LOCATION: Outdoor exhibition MAP

Naam Na La (2021-) is a photographic series exploring the theme of love in a visual dialogue between portraiture and landscape. Created in Senegal by French Cameroonian photographer Charlotte Yonga, as part of a residency hosted by Fondation Blachère, these images take the viewer on a poetic, almost dreamlike, journey of care and tenderness through depictions of human relationships with one another and with nature.

In Wolof (a Senegalese language), ‘Naam Na La’ translates as ‘I have the nostalgia of you’ – which would be commonly expressed as ‘I miss you’ or ‘I long for you’.

The artist says: ‘These words resonated with the concept of Love as it moved me and as I unconsciously wanted to reveal it. Love experienced in its sense of vastness and eternity, as well as in its shortcomings and flaws. Love potentially uncertain, murky, ambivalent, persisting in bodies and gestures, and in the settings and colors radiating through its emptiness and fullness…

Views of the ocean and vegetation punctuate the narrative like breaths of oxygen, metaphorizing hope, fertility, and infinity.’

Presented as part of Landskrona Foto Festival 2024, this photographic display is directly connected to the exhibition ‘Where to Land the Eye’ curated by Christine Eyene at Landskrona Konsthal. It is an invitation for the eye to wander across geographies – from Sweden to Senegal – and experience how photography enables us to encounter different social contexts, and create links between proximity and distance, here and there, through feelings that we all have in common, such as love.
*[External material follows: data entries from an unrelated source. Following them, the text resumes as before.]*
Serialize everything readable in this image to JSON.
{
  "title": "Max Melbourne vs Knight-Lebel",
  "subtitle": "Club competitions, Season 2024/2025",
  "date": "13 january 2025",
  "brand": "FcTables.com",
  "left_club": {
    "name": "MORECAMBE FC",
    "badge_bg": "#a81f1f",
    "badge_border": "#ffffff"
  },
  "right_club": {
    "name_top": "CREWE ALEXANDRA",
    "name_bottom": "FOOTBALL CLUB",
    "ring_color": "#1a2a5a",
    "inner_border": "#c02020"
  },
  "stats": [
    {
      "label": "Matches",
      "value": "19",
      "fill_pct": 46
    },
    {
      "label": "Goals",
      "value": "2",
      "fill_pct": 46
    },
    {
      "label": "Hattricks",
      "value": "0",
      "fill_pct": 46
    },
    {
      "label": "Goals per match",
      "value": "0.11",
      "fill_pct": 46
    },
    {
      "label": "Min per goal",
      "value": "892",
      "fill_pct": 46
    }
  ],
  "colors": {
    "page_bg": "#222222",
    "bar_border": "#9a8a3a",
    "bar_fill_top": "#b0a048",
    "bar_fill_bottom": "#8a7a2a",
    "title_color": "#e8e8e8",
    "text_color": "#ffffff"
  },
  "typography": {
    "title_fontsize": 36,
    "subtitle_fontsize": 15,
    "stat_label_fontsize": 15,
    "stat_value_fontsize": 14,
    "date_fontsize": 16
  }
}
Born in 1985 in Paris, Charlotte Yonga is a French-Cameroonian artist who lives and works between Barcelona (Spain) and Paris (France). Through her creative process, which integrates photography, video, and drawing, Yonga invites us to explore fragments inspired by reality, scenes of intimate lives, and alterity or ‘otherness’ through which she reveals complex truths. In a subtle back-and-forth between fantasy and reality, she encrypts the obvious and blurs boundaries, revealing at times ambivalent meanings that challenge the limits of our collective and individual perceptions.